Files
hyungi_document_server/tests/test_presegment_llm.py
T
hyungi 23bb5ac9c9 feat(presegment): G2 PR-3 — LLM 경계 폴백 (flag-gated, 기본 OFF, scaffold-first)
ToC 없는/게이트 미달 대형 PDF(>=60p)에 한해 off-card Qwen(맥북, call_deep_or_defer,
StageDeferred-safe) 경계 제안 → 동일 검증게이트(_is_clear_bundle) 통과 시에만 deterministic 과
공유하는 _create_children 로 분할. is_bundle=false/파싱·검증 실패=단일문서(오늘과 동일)+로깅.
- env PRESEGMENT_LLM_FALLBACK 기본 false → 배포 동작 무변(LLM 미호출, 검증=unit test)
- 자식생성 _create_children 공유 헬퍼로 리팩터(deterministic+LLM 단일 경로, 동작 동일)

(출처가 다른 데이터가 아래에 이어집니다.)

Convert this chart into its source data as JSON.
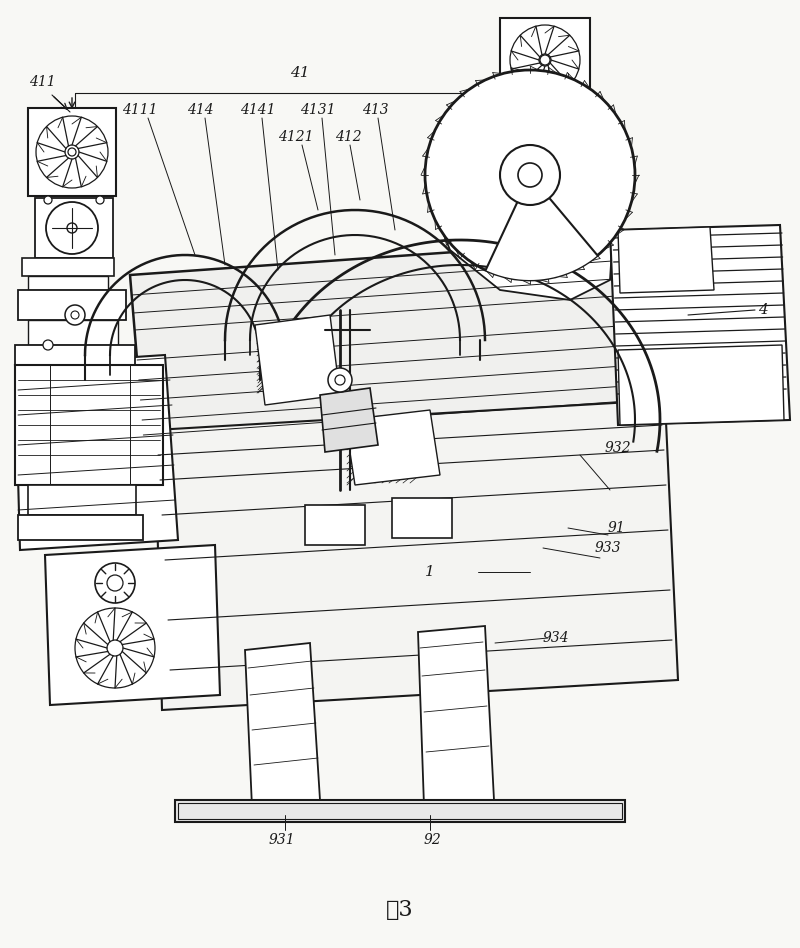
{
  "title": "图3",
  "bg_color": "#f8f8f5",
  "line_color": "#1a1a1a",
  "fig_width": 8.0,
  "fig_height": 9.48
}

- SegmentationOutput Pydantic + parse_json_response(house 패턴) + per-page heading 샘플(본문 미전송)
- prompt app/prompts/presegment_boundaries.txt + tests/test_presegment_llm.py(14, fitz/DB/LLM mock)
no direct HTTP·no silent fallback. 활성=flag ON + 실 router fixture 검증 후.

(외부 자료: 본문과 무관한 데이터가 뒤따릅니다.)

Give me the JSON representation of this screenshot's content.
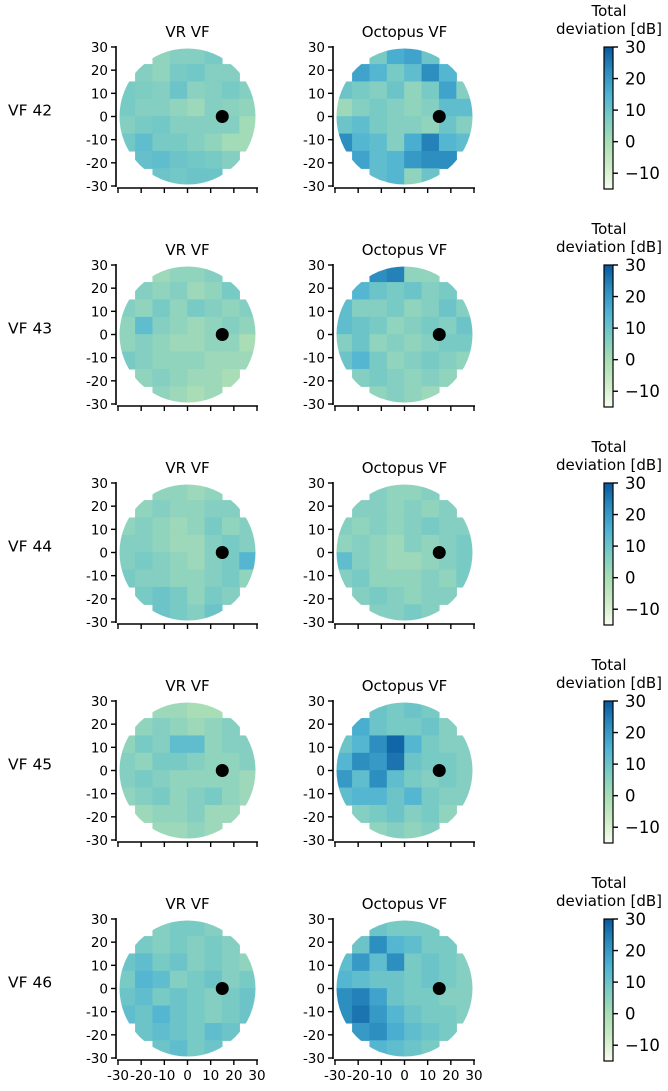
{
  "figure": {
    "column_titles": [
      "VR VF",
      "Octopus VF"
    ],
    "colorbar": {
      "label_line1": "Total",
      "label_line2": "deviation [dB]",
      "ticks": [
        30,
        20,
        10,
        0,
        -10
      ],
      "tick_labels": [
        "30",
        "20",
        "10",
        "0",
        "−10"
      ],
      "range": [
        -15,
        30
      ],
      "colormap": [
        "#f7fcf0",
        "#ccebc5",
        "#a8ddb5",
        "#7bccc4",
        "#4eb3d3",
        "#2b8cbe",
        "#08589e"
      ]
    }
  },
  "chart_data": {
    "type": "heatmap",
    "description_of_values": "Total deviation (dB) per visual-field test location",
    "axes": {
      "xlim": [
        -30,
        30
      ],
      "ylim": [
        -30,
        30
      ],
      "x_tick_labels": [
        "-30",
        "-20",
        "-10",
        "0",
        "10",
        "20",
        "30"
      ],
      "y_tick_labels": [
        "30",
        "20",
        "10",
        "0",
        "-10",
        "-20",
        "-30"
      ],
      "blind_spot_marker": [
        15,
        0
      ]
    },
    "field_rows": [
      {
        "row_label": "VF 42",
        "vr": [
          [
            4,
            6,
            6,
            8
          ],
          [
            6,
            4,
            8,
            9,
            6,
            6
          ],
          [
            8,
            7,
            6,
            10,
            5,
            6,
            8,
            6
          ],
          [
            8,
            6,
            6,
            4,
            2,
            6,
            5,
            4
          ],
          [
            6,
            8,
            9,
            6,
            6,
            6,
            6,
            1
          ],
          [
            9,
            12,
            8,
            8,
            6,
            4,
            1,
            1
          ],
          [
            11,
            12,
            10,
            9,
            8,
            6
          ],
          [
            10,
            9,
            10,
            10
          ]
        ],
        "octopus": [
          [
            8,
            16,
            18,
            10
          ],
          [
            18,
            14,
            8,
            12,
            22,
            14
          ],
          [
            10,
            8,
            6,
            10,
            4,
            8,
            18,
            6
          ],
          [
            2,
            6,
            8,
            6,
            4,
            6,
            12,
            12
          ],
          [
            10,
            12,
            8,
            6,
            6,
            4,
            10,
            6
          ],
          [
            22,
            14,
            12,
            6,
            16,
            24,
            14,
            12
          ],
          [
            18,
            12,
            14,
            20,
            22,
            22
          ],
          [
            12,
            14,
            4,
            10
          ]
        ]
      },
      {
        "row_label": "VF 43",
        "vr": [
          [
            2,
            4,
            4,
            6
          ],
          [
            6,
            4,
            6,
            2,
            4,
            8
          ],
          [
            6,
            4,
            8,
            4,
            8,
            6,
            4,
            6
          ],
          [
            4,
            12,
            6,
            4,
            2,
            4,
            6,
            4
          ],
          [
            4,
            6,
            4,
            2,
            2,
            4,
            4,
            0
          ],
          [
            8,
            6,
            4,
            4,
            4,
            2,
            2,
            2
          ],
          [
            4,
            6,
            4,
            2,
            2,
            0
          ],
          [
            4,
            2,
            0,
            2
          ]
        ],
        "octopus": [
          [
            22,
            24,
            4,
            4
          ],
          [
            14,
            10,
            8,
            10,
            6,
            8
          ],
          [
            12,
            6,
            6,
            8,
            4,
            6,
            10,
            6
          ],
          [
            12,
            10,
            8,
            4,
            6,
            8,
            6,
            10
          ],
          [
            6,
            10,
            4,
            6,
            4,
            6,
            8,
            8
          ],
          [
            10,
            14,
            8,
            4,
            6,
            8,
            6,
            4
          ],
          [
            6,
            8,
            6,
            4,
            6,
            4
          ],
          [
            4,
            6,
            4,
            2
          ]
        ]
      },
      {
        "row_label": "VF 44",
        "vr": [
          [
            4,
            4,
            2,
            4
          ],
          [
            4,
            6,
            4,
            4,
            6,
            6
          ],
          [
            4,
            6,
            4,
            2,
            4,
            8,
            4,
            6
          ],
          [
            6,
            6,
            4,
            2,
            2,
            6,
            8,
            6
          ],
          [
            6,
            8,
            6,
            4,
            2,
            6,
            8,
            14
          ],
          [
            8,
            6,
            6,
            4,
            4,
            6,
            8,
            4
          ],
          [
            8,
            10,
            8,
            4,
            8,
            6
          ],
          [
            10,
            8,
            6,
            10
          ]
        ],
        "octopus": [
          [
            6,
            4,
            4,
            6
          ],
          [
            6,
            6,
            4,
            6,
            4,
            6
          ],
          [
            6,
            4,
            6,
            4,
            6,
            8,
            6,
            6
          ],
          [
            4,
            6,
            4,
            2,
            6,
            4,
            6,
            8
          ],
          [
            12,
            6,
            4,
            2,
            2,
            4,
            6,
            8
          ],
          [
            6,
            8,
            4,
            4,
            4,
            6,
            4,
            8
          ],
          [
            6,
            8,
            6,
            4,
            6,
            6
          ],
          [
            6,
            6,
            8,
            6
          ]
        ]
      },
      {
        "row_label": "VF 45",
        "vr": [
          [
            2,
            2,
            0,
            0
          ],
          [
            4,
            6,
            4,
            2,
            4,
            6
          ],
          [
            4,
            8,
            6,
            12,
            12,
            4,
            6,
            6
          ],
          [
            6,
            4,
            8,
            8,
            6,
            4,
            4,
            6
          ],
          [
            6,
            8,
            6,
            4,
            4,
            4,
            4,
            2
          ],
          [
            4,
            6,
            8,
            4,
            6,
            8,
            4,
            2
          ],
          [
            2,
            4,
            4,
            6,
            2,
            2
          ],
          [
            2,
            2,
            4,
            2
          ]
        ],
        "octopus": [
          [
            10,
            8,
            10,
            8
          ],
          [
            16,
            10,
            8,
            8,
            10,
            6
          ],
          [
            10,
            14,
            22,
            28,
            14,
            8,
            6,
            6
          ],
          [
            14,
            22,
            20,
            26,
            10,
            8,
            8,
            6
          ],
          [
            20,
            12,
            22,
            12,
            8,
            6,
            8,
            6
          ],
          [
            12,
            14,
            14,
            10,
            14,
            8,
            6,
            6
          ],
          [
            6,
            8,
            10,
            6,
            8,
            4
          ],
          [
            4,
            6,
            4,
            6
          ]
        ]
      },
      {
        "row_label": "VF 46",
        "vr": [
          [
            6,
            8,
            8,
            6
          ],
          [
            8,
            6,
            8,
            6,
            8,
            6
          ],
          [
            10,
            12,
            8,
            10,
            6,
            8,
            6,
            4
          ],
          [
            8,
            14,
            12,
            6,
            8,
            10,
            6,
            8
          ],
          [
            10,
            12,
            8,
            10,
            8,
            6,
            8,
            10
          ],
          [
            12,
            10,
            14,
            10,
            8,
            6,
            8,
            10
          ],
          [
            10,
            12,
            10,
            8,
            12,
            10
          ],
          [
            10,
            12,
            8,
            10
          ]
        ],
        "octopus": [
          [
            10,
            8,
            8,
            8
          ],
          [
            10,
            22,
            14,
            12,
            8,
            8
          ],
          [
            12,
            20,
            12,
            22,
            8,
            10,
            8,
            6
          ],
          [
            14,
            12,
            10,
            10,
            8,
            10,
            8,
            6
          ],
          [
            22,
            24,
            18,
            10,
            8,
            8,
            6,
            6
          ],
          [
            22,
            26,
            20,
            14,
            10,
            8,
            8,
            6
          ],
          [
            20,
            22,
            16,
            12,
            10,
            8
          ],
          [
            14,
            12,
            10,
            8
          ]
        ]
      }
    ]
  }
}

Co-Authored-By: Claude Opus 4.8 (1M context) <noreply@anthropic.com>
2026-06-18 17:52:27 +09:00

401 lines
14 KiB
Python

"""PR-G2-3 — presegment LLM 경계 폴백 단위 테스트.
scaffold-first 안전성 박제:
(a) parse_json_response + SegmentationOutput 가 대표 fixture(ToC-less 120p → 3 segments) 검증
(b) 검증 게이트(_is_clear_bundle)가 정상 응답 수락 / 비정상(중첩·gap·tiny child·N>MAX) 거부
(c) flag OFF(기본) → LLM 절대 호출 안 함(call_deep count==0), flag ON → 호출됨(positive control)
DB·PyMuPDF 불요(unit) — AsyncSession 은 최소 fake, fitz 는 sys.modules 주입 fake.
라이브 LLM 호출 없음(call_deep 는 fixture 반환 monkeypatch). worker-process 레벨 E2E(실 PDF
번들 분할, 보류 백오프 DB 기록)는 GPU 라이브 게이트에서 별도 실측.
[[feedback_external_api_fixture_first]] / [[feedback_scaffold_first_for_external_cost_pr]]
"""
from __future__ import annotations
import json
import sys
import types
from pathlib import Path
import pytest
sys.path.insert(0, str(Path(__file__).parent.parent / "app"))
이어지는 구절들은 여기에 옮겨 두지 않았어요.